2. Bölüm: Duran Kalkan’a hatırlatmalar
15 Kasım günü PKK televizyonlarından Medya Haber’e konuşan PKK yöneticilerinden Duran Kalkan PKK’nin Güney Kürdistan’daki varlığı ve KDP ile ilişkilerine dönük yorumlarda bulundu. Kalkan’ın açıklamaları gerçeği yansıtmıyor, tarihsel, güncel ve reel gerçeklere uymuyordu. Duran Kalkan’ın konuşmasına kısaca gerçeğin ve tarihin reddi diye biliriz. Bunun için duran Kalkan’a bir iki husus hatırlatmak zorunda kaldık.

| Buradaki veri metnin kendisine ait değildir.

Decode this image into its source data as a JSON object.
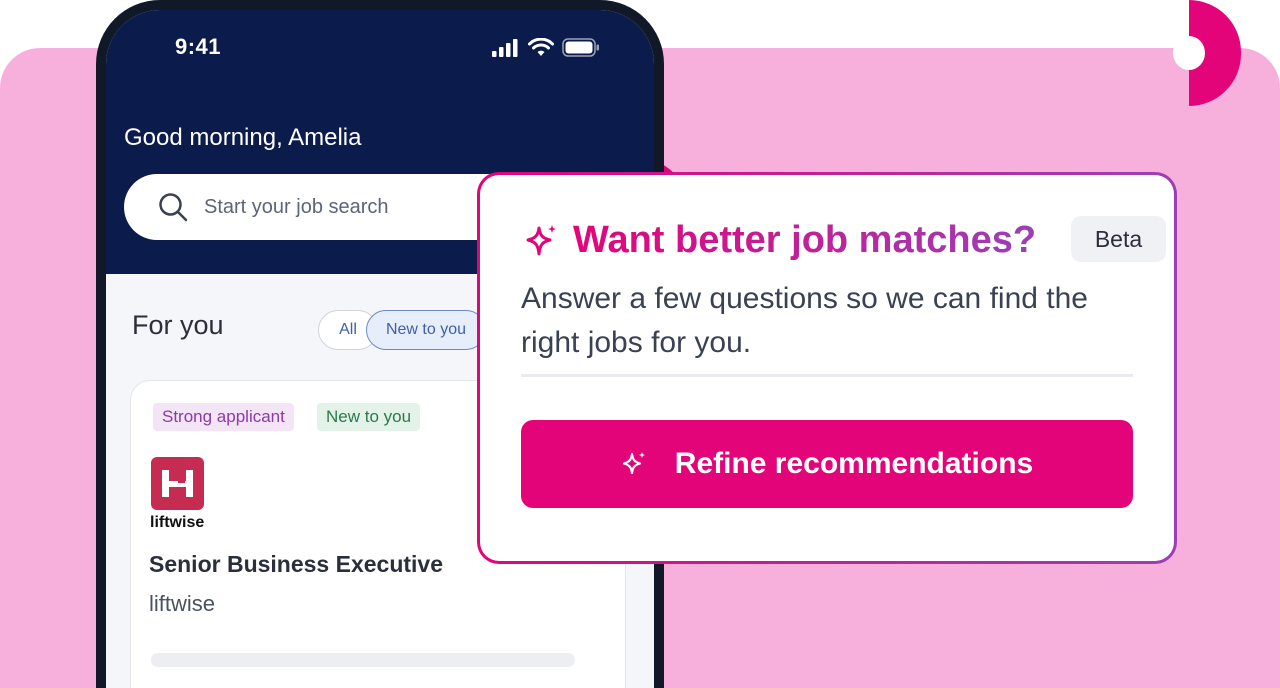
{
  "phone": {
    "status_time": "9:41",
    "greeting": "Good morning, Amelia",
    "search": {
      "placeholder": "Start your job search"
    },
    "section_title": "For you",
    "filters": [
      {
        "label": "All",
        "selected": false
      },
      {
        "label": "New to you",
        "selected": true
      }
    ],
    "job_card": {
      "tags": [
        "Strong applicant",
        "New to you"
      ],
      "company_logo_text": "liftwise",
      "title": "Senior Business Executive",
      "company": "liftwise"
    }
  },
  "popup": {
    "title": "Want better job matches?",
    "badge": "Beta",
    "description": "Answer a few questions so we can find the right jobs for you.",
    "button_label": "Refine recommendations"
  },
  "colors": {
    "brand_pink": "#e3047a",
    "brand_purple": "#9c3fb6",
    "background_pink": "#f7b0dc",
    "navy": "#0a1b4c"
  },
  "icons": [
    "search-icon",
    "signal-icon",
    "wifi-icon",
    "battery-icon",
    "sparkle-icon"
  ]
}
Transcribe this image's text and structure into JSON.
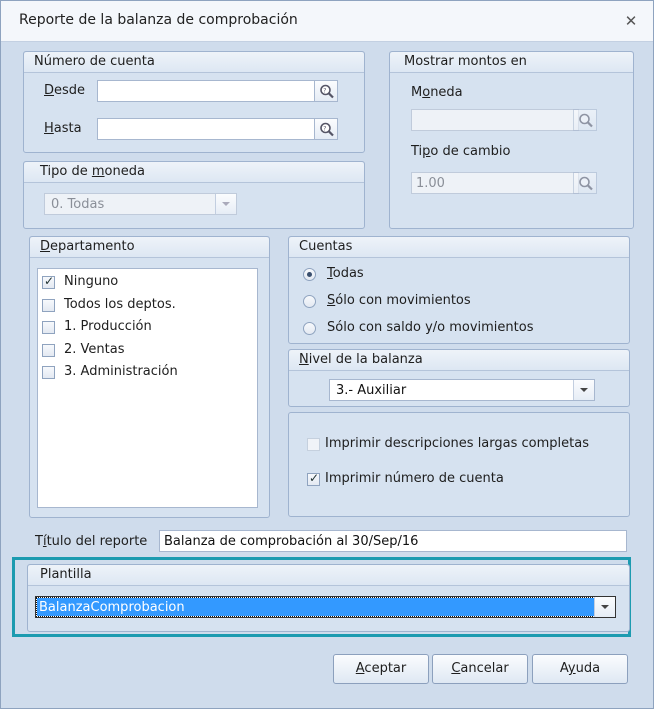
{
  "window": {
    "title": "Reporte de la balanza de comprobación"
  },
  "numero_cuenta": {
    "title": "Número de cuenta",
    "desde_label": "Desde",
    "desde_value": "",
    "hasta_label": "Hasta",
    "hasta_value": ""
  },
  "mostrar_montos": {
    "title": "Mostrar montos en",
    "moneda_label": "Moneda",
    "moneda_value": "",
    "tipo_cambio_label": "Tipo de cambio",
    "tipo_cambio_value": "1.00"
  },
  "tipo_moneda": {
    "title": "Tipo de moneda",
    "selected": "0. Todas"
  },
  "departamento": {
    "title": "Departamento",
    "items": [
      {
        "label": "Ninguno",
        "checked": true
      },
      {
        "label": "Todos los deptos.",
        "checked": false
      },
      {
        "label": "1. Producción",
        "checked": false
      },
      {
        "label": "2. Ventas",
        "checked": false
      },
      {
        "label": "3. Administración",
        "checked": false
      }
    ]
  },
  "cuentas": {
    "title": "Cuentas",
    "options": [
      {
        "label": "Todas",
        "selected": true
      },
      {
        "label": "Sólo con movimientos",
        "selected": false
      },
      {
        "label": "Sólo con saldo y/o movimientos",
        "selected": false
      }
    ]
  },
  "nivel_balanza": {
    "title": "Nivel de la balanza",
    "selected": "3.- Auxiliar"
  },
  "opciones": {
    "imprimir_descripciones": {
      "label": "Imprimir descripciones largas completas",
      "checked": false
    },
    "imprimir_numero": {
      "label": "Imprimir número de cuenta",
      "checked": true
    }
  },
  "titulo_reporte": {
    "label": "Título del reporte",
    "value": "Balanza de comprobación al 30/Sep/16"
  },
  "plantilla": {
    "title": "Plantilla",
    "selected": "BalanzaComprobacion"
  },
  "buttons": {
    "aceptar": "Aceptar",
    "cancelar": "Cancelar",
    "ayuda": "Ayuda"
  },
  "colors": {
    "highlight": "#1c9bb0",
    "selection": "#3399ff",
    "panel": "#cfdcec"
  },
  "icons": {
    "search": "magnifier-icon",
    "close": "close-icon",
    "dropdown": "chevron-down-icon"
  }
}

PKK, söylediklerimizi yapın yaptıklarımızı yapmayın hareketi
PKK söylem olarak her zaman her şeyin en idealini söylemek konusunda büyük bir ustadır. Demokrasi, insan hakları, ulusallık gibi konularda söylem düzeyinde en mükemmeli dile getirir. Fakat pratik uygulama ile söylem arasında korkunç bir mesafe vardır. İmamın cemaate “ söylediklerimi yapın, yaptıklarımı yapmayın demesi” hikayesi her açıdan PKK’yi anlatır. Duran Kalkan konuşmasında PKK’nin Güney’de misafir olmadığını, Güneyde kalma hakkı olduğunu belirtiyor. Bunu da Kürt ulusallığı, direniş vb kavramlara oturtuyor. Dışardan bakınca çok güzel bir söylem peki o zaman PKK neden ENKS gidip Rojava’da örgütlene bilir, Roj peşmergeleri Kamışlo’da askeri karargah kurabilir, KDP-İran ve Komela gidip ıran sınırında PKK’nin denetlediği Kelaşin vb yerlerde kamp kura bilir. PKK buna izin veriyor mu? Elbette ki hayır. Duran Kalkan’a küçük bir hatırlatma yapabilir son on yılda yaşanan birkaç örnek vere biliriz.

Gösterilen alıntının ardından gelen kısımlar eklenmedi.